All in all, Pam is not skilled or productive or pleasant to be around and if it weren’t for the labor law protection, I would have fired her outright. So I feel conflicted about her representing an employee group of any kind, even without suspicion of pretense. Pam is a big reason I asked to return to independent contributor status. I think she’s kind of off her rocker and poses a risk, and was not comfortable managing her when I’m not empowered to mete out consequences. By risk, I don’t mean physically dangerous, but her behavior has been so outside workplace norms that I wouldn’t trust sensitive data or anyone’s reputations and careers around her.
I have no one at work I can discuss this with. Do I continue to keep my concerns to myself?
Leave it alone. You might be right that Pam is straight and pretending not to be in order to gain some form of advantage with people in the LBGTQ group, but it’s also possible that she’s not. It’s not uncommon for someone to describe themselves as straight to one group of people, while being out in another group where they feel safer, or to have their identity genuinely evolve over time. Either way, it’s not something you should get into investigating or opining on. The potential harm if Pam is faking it is vastly outweighed by the messiness and harm of trying to police what sexual orientation people claim (particularly at work).

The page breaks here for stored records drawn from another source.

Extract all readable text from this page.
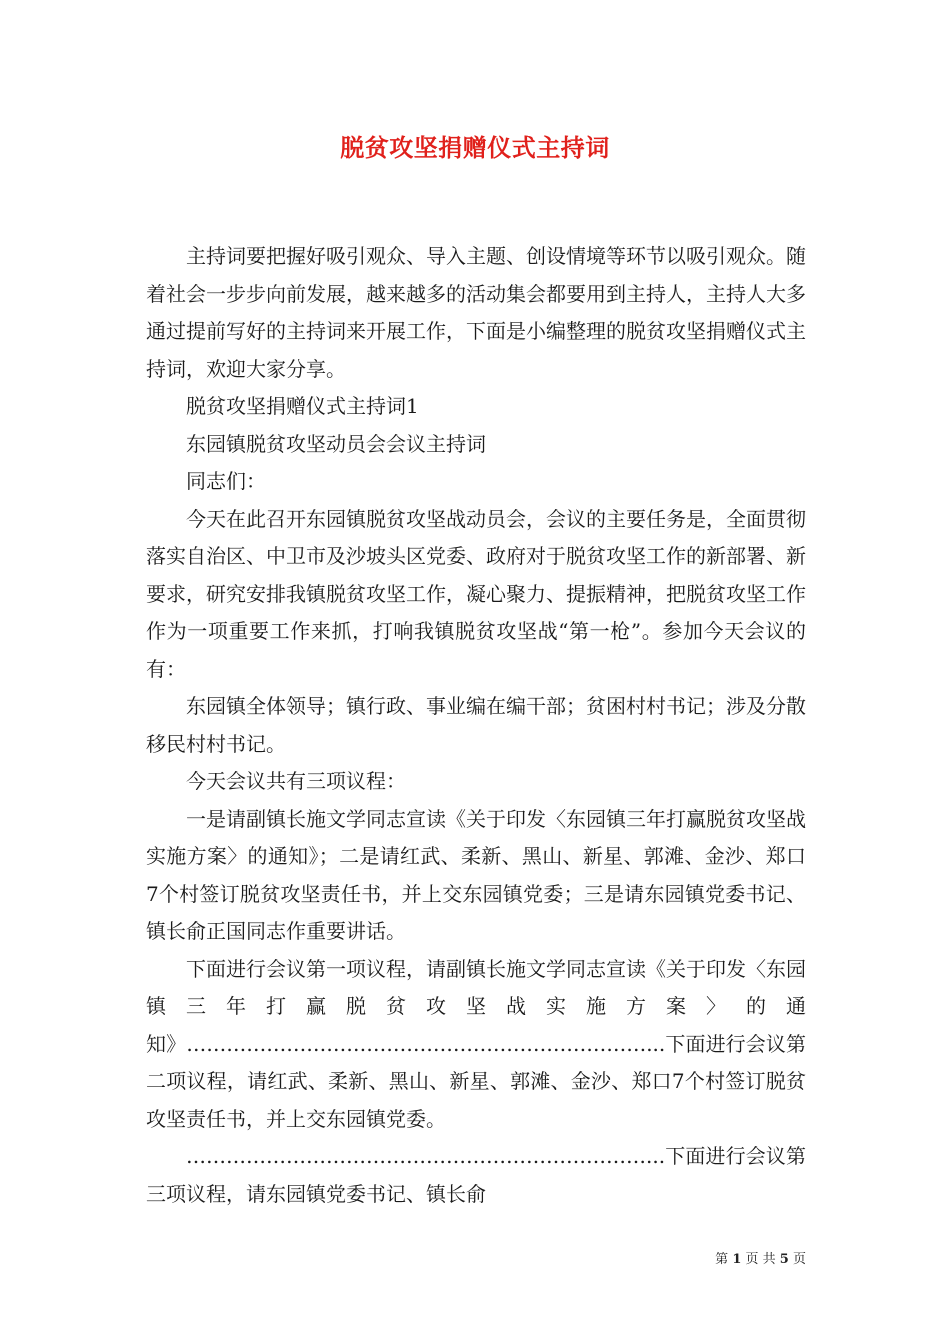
脱贫攻坚捐赠仪式主持词

主持词要把握好吸引观众、导入主题、创设情境等环节以吸引观众。随着社会一步步向前发展，越来越多的活动集会都要用到主持人，主持人大多通过提前写好的主持词来开展工作，下面是小编整理的脱贫攻坚捐赠仪式主持词，欢迎大家分享。

脱贫攻坚捐赠仪式主持词1

东园镇脱贫攻坚动员会会议主持词

同志们：

今天在此召开东园镇脱贫攻坚战动员会，会议的主要任务是，全面贯彻落实自治区、中卫市及沙坡头区党委、政府对于脱贫攻坚工作的新部署、新要求，研究安排我镇脱贫攻坚工作，凝心聚力、提振精神，把脱贫攻坚工作作为一项重要工作来抓，打响我镇脱贫攻坚战“第一枪”。参加今天会议的有：

东园镇全体领导；镇行政、事业编在编干部；贫困村村书记；涉及分散移民村村书记。

今天会议共有三项议程：

一是请副镇长施文学同志宣读《关于印发〈东园镇三年打赢脱贫攻坚战实施方案〉的通知》；二是请红武、柔新、黑山、新星、郭滩、金沙、郑口7个村签订脱贫攻坚责任书，并上交东园镇党委；三是请东园镇党委书记、镇长俞正国同志作重要讲话。

下面进行会议第一项议程，请副镇长施文学同志宣读《关于印发〈东园镇三年打赢脱贫攻坚战实施方案〉的通知》……………………………………………………………...下面进行会议第二项议程，请红武、柔新、黑山、新星、郭滩、金沙、郑口7个村签订脱贫攻坚责任书，并上交东园镇党委。

……………………………………………………………...下面进行会议第三项议程，请东园镇党委书记、镇长俞

第 1 页 共 5 页
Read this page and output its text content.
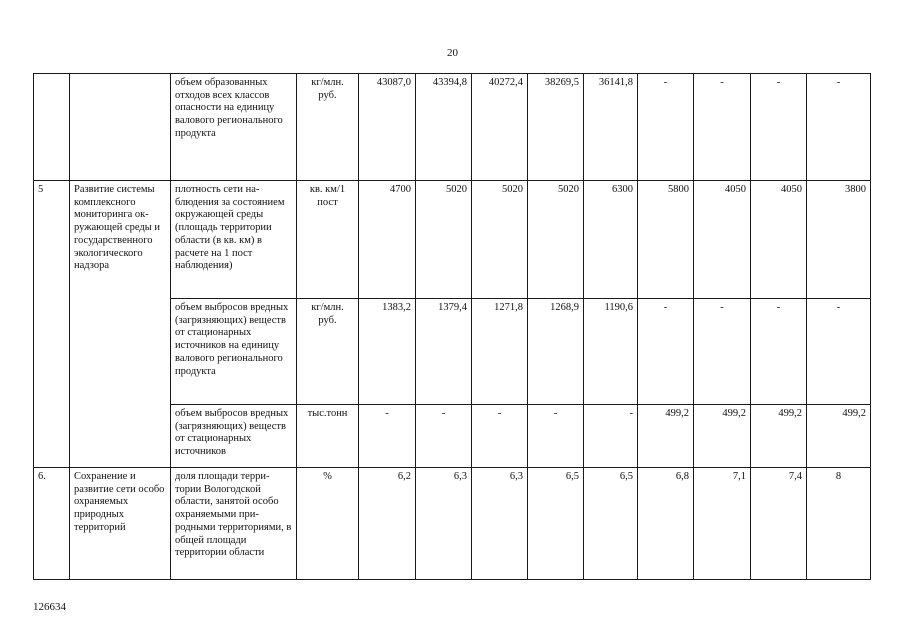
20
		объем образованных отходов всех классов опасности на единицу валового регионального продукта	кг/млн. руб.	43087,0	43394,8	40272,4	38269,5	36141,8	-	-	-	-
5	Развитие системы комплексного мониторинга окружающей среды и государственного экологического надзора	плотность сети наблюдения за состоянием окружающей среды (площадь территории области (в кв. км) в расчете на 1 пост наблюдения)	кв. км/1 пост	4700	5020	5020	5020	6300	5800	4050	4050	3800
		объем выбросов вредных (загрязняющих) веществ от стационарных источников на единицу валового регионального продукта	кг/млн. руб.	1383,2	1379,4	1271,8	1268,9	1190,6	-	-	-	-
		объем выбросов вредных (загрязняющих) веществ от стационарных источников	тыс.тонн	-	-	-	-	-	499,2	499,2	499,2	499,2
6.	Сохранение и развитие сети особо охраняемых природных территорий	доля площади территории Вологодской области, занятой особо охраняемыми природными территориями, в общей площади территории области	%	6,2	6,3	6,3	6,5	6,5	6,8	7,1	7,4	8
126634
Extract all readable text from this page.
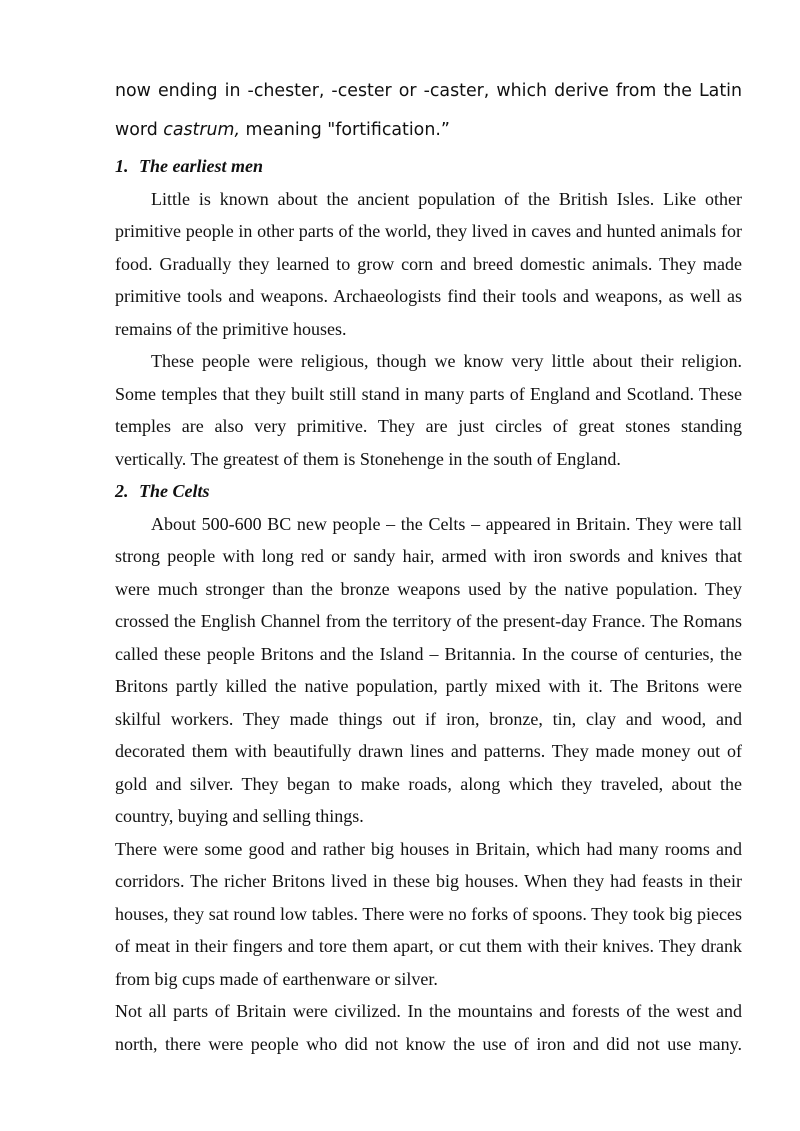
now ending in -chester, -cester or -caster, which derive from the Latin word castrum, meaning "fortification.”

1. The earliest men

Little is known about the ancient population of the British Isles. Like other primitive people in other parts of the world, they lived in caves and hunted animals for food. Gradually they learned to grow corn and breed domestic animals. They made primitive tools and weapons. Archaeologists find their tools and weapons, as well as remains of the primitive houses.

These people were religious, though we know very little about their religion. Some temples that they built still stand in many parts of England and Scotland. These temples are also very primitive. They are just circles of great stones standing vertically. The greatest of them is Stonehenge in the south of England.

2. The Celts

About 500-600 BC new people – the Celts – appeared in Britain. They were tall strong people with long red or sandy hair, armed with iron swords and knives that were much stronger than the bronze weapons used by the native population. They crossed the English Channel from the territory of the present-day France. The Romans called these people Britons and the Island – Britannia. In the course of centuries, the Britons partly killed the native population, partly mixed with it. The Britons were skilful workers. They made things out if iron, bronze, tin, clay and wood, and decorated them with beautifully drawn lines and patterns. They made money out of gold and silver. They began to make roads, along which they traveled, about the country, buying and selling things.

There were some good and rather big houses in Britain, which had many rooms and corridors. The richer Britons lived in these big houses. When they had feasts in their houses, they sat round low tables. There were no forks of spoons. They took big pieces of meat in their fingers and tore them apart, or cut them with their knives. They drank from big cups made of earthenware or silver.

Not all parts of Britain were civilized. In the mountains and forests of the west and north, there were people who did not know the use of iron and did not use many.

Also, there are much, much bigger issues with Pam! If you were still her manager, my advice would be to tackle those issues very assertively; refusing to do work and sabotaging projects, repeated mistakes, refusing to follow instructions, creating fake crises, interrupting senior managers, and fits of all rage would all be more than enough to focus on without worrying about how she’s identifying to the LBGTQ group, and are all squarely within her manager’s purview.
None of that is yours to address anymore since you’re not her manager (although I hope you fully filled in whoever is now her boss about those problems — and if Pam continues to cause issues for your work in your new role, you should raise that to her boss). But you can comfortably put her participation in the LBGTQ group or anything she says about her sexual orientation in the “not my business” column too.